Trump habe wiederholt seine Enttäuschung über die NATO und andere Verbündete zum Ausdruck gebracht, hieß es. Trotz der Stationierung tausender US-Soldaten in Europa seien Bitten Washingtons zur Nutzung von Militärbasen zur Wahrung amerikanischer Interessen zurückgewiesen worden. Die USA würden zwar ihre Partner unterstützen, ließen sich aber nicht „von sogenannten Verbündeten ausnutzen“, so Kelly.
Tusk hatte in einem Interview mit der „Financial Times“ Zweifel daran geäußert, ob die Beistandsgarantie nach Artikel 5 des NATO-Vertrags im Ernstfall tatsächlich greifen würde. Er habe „manchmal gewisse Probleme“, daran zu glauben, sagte der Regierungschef. Zugleich betonte er, die USA betrachteten Polen als einen der engsten Verbündeten in Europa. Entscheidend sei jedoch, wie sich diese Zusagen „in der Praxis“ bewähren würden.
Mit Blick auf einen möglichen Konflikt mit Russland sprach Tusk von einer „sehr ernsten Angelegenheit“ in einer kurzfristigen Perspektive von Monaten. Für Polen sei es entscheidend, sicher zu sein, dass alle NATO-Staaten ihre Verpflichtungen ebenso ernst nehmen wie Warschau.
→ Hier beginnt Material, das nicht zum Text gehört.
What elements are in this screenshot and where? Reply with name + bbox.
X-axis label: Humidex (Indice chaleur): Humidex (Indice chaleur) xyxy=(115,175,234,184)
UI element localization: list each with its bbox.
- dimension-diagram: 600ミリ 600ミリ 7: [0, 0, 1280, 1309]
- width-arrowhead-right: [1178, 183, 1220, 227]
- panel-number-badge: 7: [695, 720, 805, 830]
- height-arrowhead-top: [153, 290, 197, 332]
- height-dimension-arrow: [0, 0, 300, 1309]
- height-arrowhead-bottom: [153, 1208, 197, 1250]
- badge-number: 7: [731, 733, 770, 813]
Der US-Botschafter in Polen, Tom Rose, wies die Zweifel zurück. Seit dem Ende des Kalten Krieges habe kein Land enger an der Seite der USA gestanden als Polen, erklärte er auf der Plattform X. Die amerikanische Verpflichtung zur Verteidigung Polens sei „eisern und felsenfest“. Zugleich räumte er ein, auch Washington stelle sich die Frage nach der Loyalität seiner Partner.
Tusk bekräftigte später, er habe „keinen Grund, an der Aufrichtigkeit der Absichten“ der Verbündeten zu zweifeln. Allerdings seien „praktische Entscheidungen“ notwendig, um im Ernstfall schnell handeln zu können. Europa müsse zudem stärker Verantwortung für die eigene Sicherheit übernehmen.